Shiennina Marae Mar 2015
I have always wondered what it would feel like to have someone who chooses to see the good and bad, see them as complementary, eventually making you the greatest person anyone can ever see.

Someone who will see the hidden secrets on your skin and turn them into answers; the life long questions you begged for answers when you were still young and free. Someone who never gets tired of your random thoughts, loves them, and keeps them safe. Someone who will cradle your mind as if it was her own, your demons are her comfort, hers are your partners-in-crime.

Someone who will see your passion as her own, and will always see to it that she supports you every step of the way - every open mic night, every art gallery, every indie band, every book you read, every dream, every heartbreak, every moment of silence.

Someone who will see past your weaknesses, draw on them with purple and teal pens so they turn from your fears to breathtaking laughters. Someone who is not afraid to step on your toes, guides you through surviving, and lets you be your own galaxy of perfection.

Someone who will eagerly find a way back to you, even when it's raining, even when it's way past your bedtime, even when you just got out of bed, even when you are all messed up, even when you're just thinking you **** things up every time you get a chance to, even when you're empty and numb inside. Someone who will make you feel something.

Someone who will make you see the calm, the pure, the truth, the reality in all the things her hands touched. Someone who will leave you with bruises from her poetry, the pain piercing through every vein you thought stopped pumping.

Someone who will be there during the drowning, the claustrophobia, the bubble of your self-destruction. Someone who will hold your shaking hands, kiss them, and let them do what they do best: turn everything into art, including yourself.

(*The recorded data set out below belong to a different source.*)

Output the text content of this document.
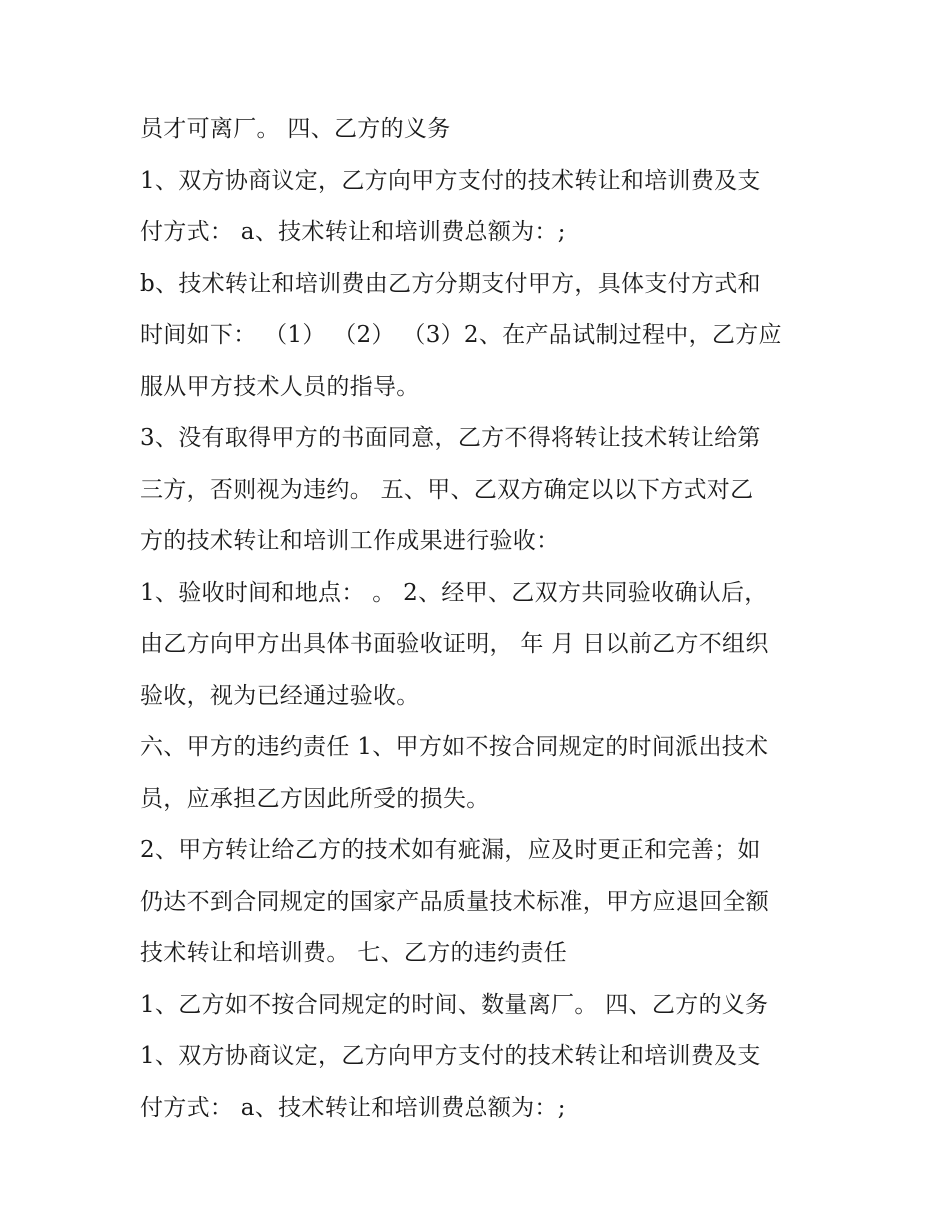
员才可离厂。 四、乙方的义务
1、双方协商议定，乙方向甲方支付的技术转让和培训费及支
付方式： a、技术转让和培训费总额为：;
b、技术转让和培训费由乙方分期支付甲方，具体支付方式和
时间如下： （1） （2） （3）2、在产品试制过程中，乙方应
服从甲方技术人员的指导。
3、没有取得甲方的书面同意，乙方不得将转让技术转让给第
三方，否则视为违约。 五、甲、乙双方确定以以下方式对乙
方的技术转让和培训工作成果进行验收：
1、验收时间和地点： 。 2、经甲、乙双方共同验收确认后，
由乙方向甲方出具体书面验收证明， 年 月 日以前乙方不组织
验收，视为已经通过验收。
六、甲方的违约责任 1、甲方如不按合同规定的时间派出技术
员，应承担乙方因此所受的损失。
2、甲方转让给乙方的技术如有疵漏，应及时更正和完善；如
仍达不到合同规定的国家产品质量技术标准，甲方应退回全额
技术转让和培训费。 七、乙方的违约责任
1、乙方如不按合同规定的时间、数量离厂。 四、乙方的义务
1、双方协商议定，乙方向甲方支付的技术转让和培训费及支
付方式： a、技术转让和培训费总额为：;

With all your flaws, you need someone who will remind you that they are her puzzle, her late-at-night-how-do-I-understand-this puzzle. Someone who will spend nights trying to come up with answers, and tells you honestly when she can't. Someone who will burn your hands when you hold them, and treat them with utmost care.

You deserve someone who will always see you in your best form, even if you are raining on her parade every day of your lives together. You deserve home-cooked meals, couch-cuddling, late night walks and conversations on places you would think as weird, constant reminders and the genuine reassurance that you are worth it.
You are that someone for my soul, M. In time, I hope you let me be that someone for you, too.